I’d say I come from a pretty complicated family. I would avoid talking about anybody other than my sisters. Mom parted us when I was at a very tender age, and that left me so vulnerable. Recent self discoveries made me realize how weak i am when it comes to certain things. And, how putting up a strong front in front of people make me mentally tired, perhaps make me even weaker in handling emotions. Stay strong even in tough times, something that I promise my mom but I never really fulfill.
Blame it on exam stress, or maybe the bad experience I’m having right now with this relationship, I feel extremely emotional lately. Teardrops stream down my face so easily and the stream would sustain for such a long time. I feel embarrassed not being able to hold back my tears, not being able to face setbacks and criticisms. Then again, the word “blame”… Are they just excuses that I cock up with to cover up my vulnerable soul.

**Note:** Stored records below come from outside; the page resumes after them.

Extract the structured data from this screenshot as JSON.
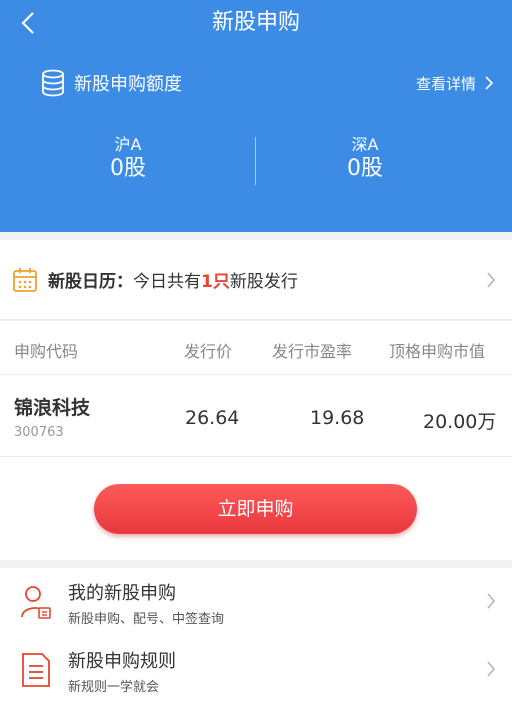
{
  "header": {
    "title": "新股申购",
    "quota_title": "新股申购额度",
    "detail_link": "查看详情",
    "markets": [
      {
        "label": "沪A",
        "value": "0股"
      },
      {
        "label": "深A",
        "value": "0股"
      }
    ]
  },
  "calendar": {
    "label": "新股日历：",
    "text_before": "今日共有",
    "count": "1只",
    "text_after": "新股发行"
  },
  "table": {
    "headers": [
      "申购代码",
      "发行价",
      "发行市盈率",
      "顶格申购市值"
    ],
    "rows": [
      {
        "name": "锦浪科技",
        "code": "300763",
        "price": "26.64",
        "pe": "19.68",
        "max_value": "20.00万"
      }
    ]
  },
  "subscribe_button": "立即申购",
  "menu": [
    {
      "title": "我的新股申购",
      "subtitle": "新股申购、配号、中签查询",
      "icon": "user-doc-icon"
    },
    {
      "title": "新股申购规则",
      "subtitle": "新规则一学就会",
      "icon": "document-icon"
    }
  ],
  "colors": {
    "header_bg": "#3c8ce6",
    "accent_red": "#e8442f",
    "button": "#ee4447",
    "icon_orange": "#f0a030"
  }
}
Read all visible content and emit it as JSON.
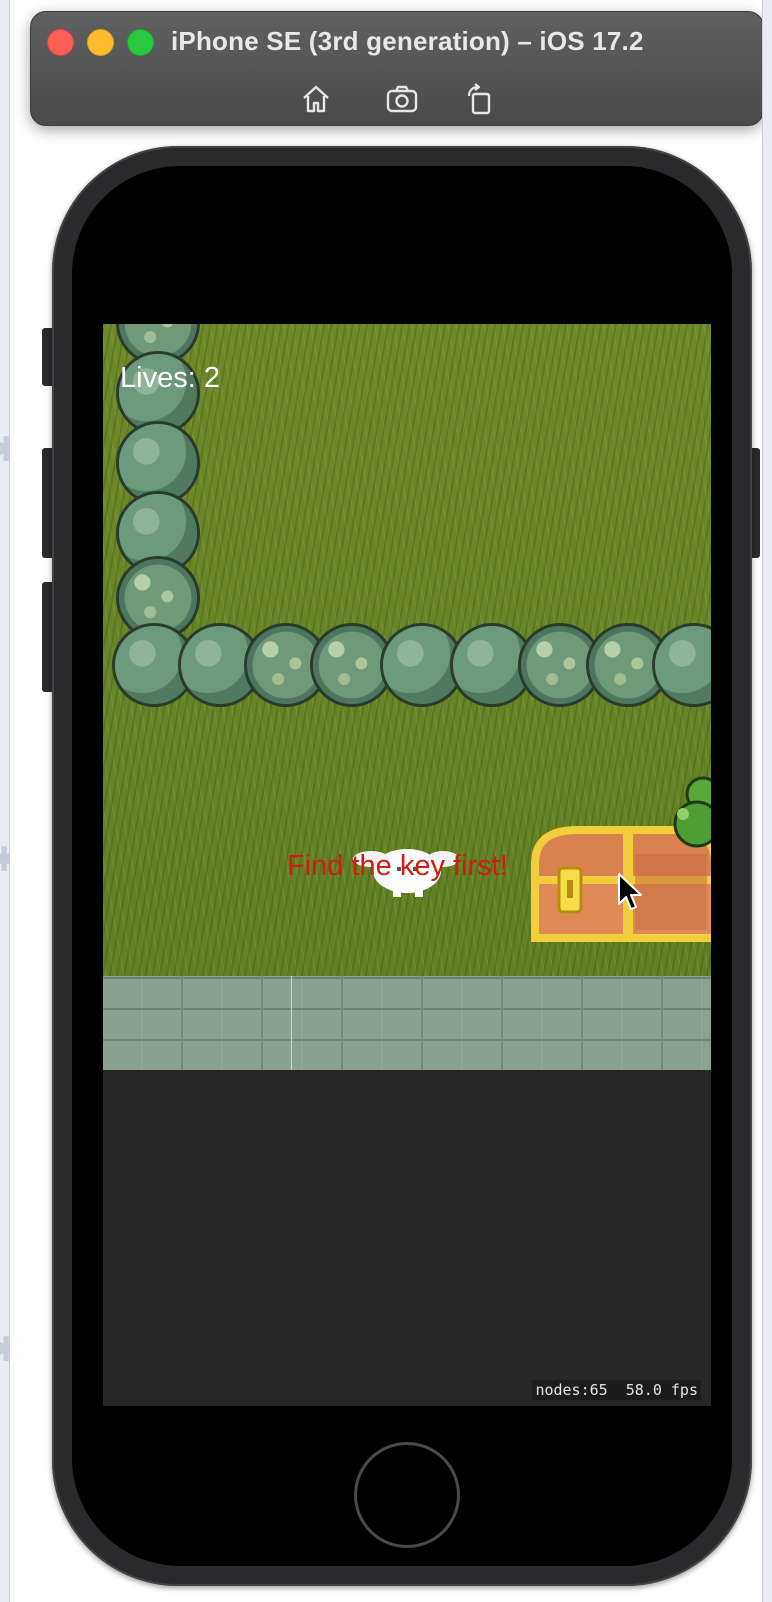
{
  "window": {
    "title": "iPhone SE (3rd generation) – iOS 17.2",
    "toolbar": [
      {
        "name": "home-icon"
      },
      {
        "name": "screenshot-icon"
      },
      {
        "name": "rotate-icon"
      }
    ]
  },
  "game": {
    "lives_label": "Lives: 2",
    "message": "Find the key first!",
    "message_color": "#d11a14"
  },
  "debug": {
    "nodes": "nodes:65",
    "fps": "58.0 fps"
  },
  "colors": {
    "grass": "#6f8a2c",
    "bush": "#6b9a7d",
    "stone": "#8aa391",
    "screen_background": "#262626"
  }
}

Times like these make me fall back to mom. Each time it happens, I look back and get reminded of the promise to stay strong. It is ironic indefinitely, because I only get reminded of this everytime I fall. And, it doesn’t help if this is recurring every once in a while. All the more I feel ashamed to speak of this promise. While, people pray to God or other deities, I only look up to Mom. Because Mom knows me and only wishes the best for me. Praying is such a hopeful thing, and I only pray that Mom is watching me and answering my prayers. Mom, such a kin, will always be the only one that I can truely relate to and believe in.